Dieser Prozess des Zusammenpuzzelns, die sogenannte Genomassemblierung, ist der andere Bereich, in dem die Forscher nach eigenen Angaben mit neuen Berechnungswerkzeugen Fortschritte erzielt haben. Dennoch bleibt das Organisieren und Vergleichen von 47 Genomen auf einmal (jedes mit etwa sechs Milliarden DNA-Buchstabenpaaren) ein kniffliges Problem.

"Es gibt eine riesige Menge an wirklich interessanter Computerwissenschaft, die in nicht so glamourösen Zeitschriften veröffentlicht wurde", sagt Paten, der mehr als zehn Jahre am Pangenom mitgearbeitet hat.

Paten räumt auch ein, dass außer Fachleuten niemand ihre Datenvisualisierungstools ansehen will, die die alternativen Anordnungen der DNA als komplizierte Schleifen und Knoten, die sogenannten "Spaghetti-Diagramme", darstellen. Ein wirklicher Erfolg wird sich erst einstellen, wenn das Pangenom in den Hintergrund tritt und zum neuen Sanitärsystem des genetischen Zeitalters wird, das Forscher nutzen können, ohne es jemals zu sehen.

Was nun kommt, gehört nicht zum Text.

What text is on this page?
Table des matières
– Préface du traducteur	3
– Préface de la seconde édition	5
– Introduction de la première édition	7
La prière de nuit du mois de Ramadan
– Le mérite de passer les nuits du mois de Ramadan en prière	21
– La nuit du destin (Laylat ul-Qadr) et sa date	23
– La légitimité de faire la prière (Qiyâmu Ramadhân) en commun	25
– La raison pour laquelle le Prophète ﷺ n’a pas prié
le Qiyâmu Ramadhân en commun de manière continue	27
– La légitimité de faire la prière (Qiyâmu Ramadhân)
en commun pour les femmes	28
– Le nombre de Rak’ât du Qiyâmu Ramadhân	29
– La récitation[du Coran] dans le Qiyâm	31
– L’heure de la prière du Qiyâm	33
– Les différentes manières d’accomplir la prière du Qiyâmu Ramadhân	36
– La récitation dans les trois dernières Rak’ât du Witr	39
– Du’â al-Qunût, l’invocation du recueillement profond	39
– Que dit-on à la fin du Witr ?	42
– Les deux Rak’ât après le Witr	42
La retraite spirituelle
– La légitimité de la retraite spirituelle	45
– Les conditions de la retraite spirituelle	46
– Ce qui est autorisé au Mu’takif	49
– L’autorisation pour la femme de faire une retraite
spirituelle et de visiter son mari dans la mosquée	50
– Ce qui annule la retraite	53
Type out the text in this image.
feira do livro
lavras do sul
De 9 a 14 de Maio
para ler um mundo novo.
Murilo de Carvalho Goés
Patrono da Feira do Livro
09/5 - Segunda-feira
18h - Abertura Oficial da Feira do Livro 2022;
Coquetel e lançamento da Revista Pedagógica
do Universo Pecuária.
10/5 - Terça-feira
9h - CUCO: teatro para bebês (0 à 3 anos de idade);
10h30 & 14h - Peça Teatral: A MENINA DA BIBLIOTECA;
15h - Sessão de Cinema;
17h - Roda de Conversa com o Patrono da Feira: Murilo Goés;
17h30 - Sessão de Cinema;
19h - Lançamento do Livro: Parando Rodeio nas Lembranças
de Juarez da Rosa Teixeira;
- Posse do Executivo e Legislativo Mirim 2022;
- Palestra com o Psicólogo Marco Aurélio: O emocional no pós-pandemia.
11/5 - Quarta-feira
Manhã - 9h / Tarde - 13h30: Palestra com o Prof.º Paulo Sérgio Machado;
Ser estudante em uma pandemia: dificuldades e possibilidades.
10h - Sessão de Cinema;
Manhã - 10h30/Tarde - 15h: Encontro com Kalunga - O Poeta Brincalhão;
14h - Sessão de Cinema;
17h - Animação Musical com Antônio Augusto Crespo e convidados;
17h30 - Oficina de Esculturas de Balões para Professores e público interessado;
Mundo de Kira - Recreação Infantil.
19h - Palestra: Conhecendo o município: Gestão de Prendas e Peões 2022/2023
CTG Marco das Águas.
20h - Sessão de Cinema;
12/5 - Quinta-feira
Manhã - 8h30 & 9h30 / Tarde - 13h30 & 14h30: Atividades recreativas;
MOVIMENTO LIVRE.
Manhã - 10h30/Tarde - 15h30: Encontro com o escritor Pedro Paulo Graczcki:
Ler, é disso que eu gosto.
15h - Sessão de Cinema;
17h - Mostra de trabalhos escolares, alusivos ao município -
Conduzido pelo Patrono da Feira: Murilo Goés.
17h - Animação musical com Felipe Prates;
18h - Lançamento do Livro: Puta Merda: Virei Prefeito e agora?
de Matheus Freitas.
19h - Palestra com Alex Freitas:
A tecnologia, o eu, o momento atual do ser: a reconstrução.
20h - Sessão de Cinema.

Nach Ansicht von Experten ist es noch zu früh, um abzusehen, ob das klappt. "Ich hoffe es, aber es wird ein harter Weg sein", sagt Church. "So viele unserer Werkzeuge und Infrastrukturen basieren auf einer linearen Darstellung, dass es schwer sein wird, die Menschen zu einem Umdenken zu bewegen."

Eines ist sicher, sagt Erik Garrison, ein Computerbiologe an der Universität von Tennessee und ebenfalls einer der Leiter des Projekts. Das menschliche Genom ist nicht fertig und wird es auch nie sein.

"Sobald man anfängt, von einem Pangenom zu sprechen, wird es immer unvollständig sein, und es wird nie enden. Jedes Individuum wird ein anderes Genom haben, es ist also ein unendlicher Prozess", sagt Garrison. "Jede Population und jede Generation könnte ihr eigenes Pangenom haben.